И вот в маленькую комнатку Прасковьи Антоновны, в маленький ее дворик с клумбой и вишенкой, в тихое, укромное, уединенное доживание одинокой, сломленной, совсем уже старой жизни – ворвались вдруг вести, привезенные журналистами из Франции. Приехали корреспонденты, фотографы, сначала одни, потом другие, появились в газетах статьи, прозвучали по радио, опять стали приезжать корреспонденты – из Москвы, из области, работники из телестудии. В разных городах нашлись Ленины школьные друзья, – их собрали на телеэкране, они вспоминали Леню, каким он был; его лицо, переснятое с групповой карточки, смотрело с экрана, а Лениных друзей слушали, смотрели на него несколько миллионов человек…

Наконец к Прасковье Антоновне пришло совсем уже ошеломившее ее на первых порах известие, что, если желает, она может поехать во Францию, на могилу сына. Жители партизанских деревень шлют ей свое приглашение, будут рады ее принять, московские корреспонденты берут организацию этой поездки на себя, так

что Прасковье Антоновне самой не надо ни о чем нигде хлопотать, все будет сделано за нее другими людьми, – было бы только с ее стороны согласие…

Побывать на могиле сына, о котором столько времени не было ничего известно, и вот – возможность хоть так, но проститься с ним перед вечной уже разлукой, – любая мать тут не стала бы раздумывать, решать – ехать или нет. Слабые силы, слабое здоровье, старое, больное сердце – с этим Прасковья Антоновна сумела бы как-нибудь сладить, нашла бы, как себя перемочь. Но – во Францию, на другой конец Европы, в чужую страну, к чужим людям, говорящим на непонятном языке…

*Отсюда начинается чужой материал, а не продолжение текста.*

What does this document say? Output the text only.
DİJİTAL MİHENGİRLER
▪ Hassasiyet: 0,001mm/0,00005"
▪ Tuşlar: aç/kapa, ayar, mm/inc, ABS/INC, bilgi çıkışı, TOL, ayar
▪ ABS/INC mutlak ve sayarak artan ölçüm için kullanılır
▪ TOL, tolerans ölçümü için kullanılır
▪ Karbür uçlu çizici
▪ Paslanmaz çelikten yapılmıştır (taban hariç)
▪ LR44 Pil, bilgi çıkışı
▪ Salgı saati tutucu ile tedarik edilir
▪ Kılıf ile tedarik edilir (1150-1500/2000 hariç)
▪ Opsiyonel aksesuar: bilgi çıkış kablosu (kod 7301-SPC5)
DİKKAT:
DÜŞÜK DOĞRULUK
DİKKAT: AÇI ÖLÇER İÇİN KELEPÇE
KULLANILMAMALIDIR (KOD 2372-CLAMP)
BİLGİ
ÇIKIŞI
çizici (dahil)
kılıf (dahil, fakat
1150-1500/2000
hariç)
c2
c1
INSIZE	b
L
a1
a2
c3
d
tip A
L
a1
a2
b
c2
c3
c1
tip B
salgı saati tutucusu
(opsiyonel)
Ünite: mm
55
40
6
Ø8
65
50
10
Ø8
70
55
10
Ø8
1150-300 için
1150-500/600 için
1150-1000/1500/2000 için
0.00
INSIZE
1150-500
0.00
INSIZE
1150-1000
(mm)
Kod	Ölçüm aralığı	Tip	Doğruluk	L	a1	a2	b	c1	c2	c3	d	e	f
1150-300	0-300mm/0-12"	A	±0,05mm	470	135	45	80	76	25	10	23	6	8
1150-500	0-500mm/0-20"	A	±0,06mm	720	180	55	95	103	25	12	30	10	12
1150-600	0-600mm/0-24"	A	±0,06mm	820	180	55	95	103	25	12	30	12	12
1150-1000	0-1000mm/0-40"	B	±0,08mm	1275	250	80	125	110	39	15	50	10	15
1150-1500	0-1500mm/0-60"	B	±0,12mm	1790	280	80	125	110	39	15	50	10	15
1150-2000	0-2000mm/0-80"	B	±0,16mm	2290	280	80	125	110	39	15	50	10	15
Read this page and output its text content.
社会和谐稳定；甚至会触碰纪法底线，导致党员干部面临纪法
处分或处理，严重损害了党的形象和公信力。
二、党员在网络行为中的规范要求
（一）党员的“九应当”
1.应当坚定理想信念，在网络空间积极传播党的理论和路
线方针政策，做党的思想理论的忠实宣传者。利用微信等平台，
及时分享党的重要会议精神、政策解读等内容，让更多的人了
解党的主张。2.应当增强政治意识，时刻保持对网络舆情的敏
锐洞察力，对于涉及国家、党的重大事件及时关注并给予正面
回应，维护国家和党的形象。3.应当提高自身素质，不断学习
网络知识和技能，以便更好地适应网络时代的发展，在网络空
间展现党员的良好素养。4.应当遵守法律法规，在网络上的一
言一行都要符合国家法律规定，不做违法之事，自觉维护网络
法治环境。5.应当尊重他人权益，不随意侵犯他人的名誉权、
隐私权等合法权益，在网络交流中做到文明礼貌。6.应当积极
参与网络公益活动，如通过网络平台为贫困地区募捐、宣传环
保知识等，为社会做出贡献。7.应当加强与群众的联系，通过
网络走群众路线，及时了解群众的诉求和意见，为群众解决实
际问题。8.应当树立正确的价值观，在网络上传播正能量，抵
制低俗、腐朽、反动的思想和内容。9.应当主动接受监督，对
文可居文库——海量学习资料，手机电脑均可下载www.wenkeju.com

Тут надо сказать о Прасковье Антоновне, что всю свою жизнь она была робкой, неуверенной в себе, застенчивой. Она терялась среди незнакомых людей, робела, если надо было обращаться к должностным лицам любых рангов, хотя бы даже к председателю уличного комитета или участковому милиционеру. В библиотеке заведующая для нее была уже высоким начальством, а если приходил инспектор райотдела культуры Василий Иванович Соловьев, который жил на одной с Прасковьей Антоновной улице и которого она знала еще Васей, в коротких штанишках, стреляющим из рогаток в воробьев, – она волновалась до перебоев в сердце, до того, что забывала порядок полок и стеллажей и не могла сразу найти нужные ему книги. Понимала, что глупо так себя вести, так робеть, но такой уж она была, в другой раз опять терялась, неизвестно чего робела, краска волнения выступала у нее на лице… Она почти никуда не выезжала из Ольшанска за всю свою жизнь, даже поездка в областной город представлялась ей событием, которое ей не по силам, не по возможностям ее ума, характера, находчивости, расторопности, житейского умения. А тут – Париж, Франция!

Не сосчитать, сколько было переговорено Прасковьей Антоновной об этом с Олимпиадой Григорьевной, с другими знакомыми, сколько было высказано всяких соображений, сомнений, опасений. А вдруг она разболеется там? Ведь это не среди своих, каким-то чужим, посторонним людям хлопоты, беспокойство, неудобства… Такое, например, взять: ведь сколько глаз на нее будет там смотреть, судить по ней обо всем Советском Союзе; стало быть, надо прилично одеться, а для этого приобрести сразу много дорогих вещей – и туфли, и платье, и шляпу, пальто или хотя бы плащ – потому что на осень намечается поездка. Мелочи вроде, а каждая – задача. Даже вот – чемодан! С каким-нибудь не поедешь, заграница, надо покупать новый, современного вида…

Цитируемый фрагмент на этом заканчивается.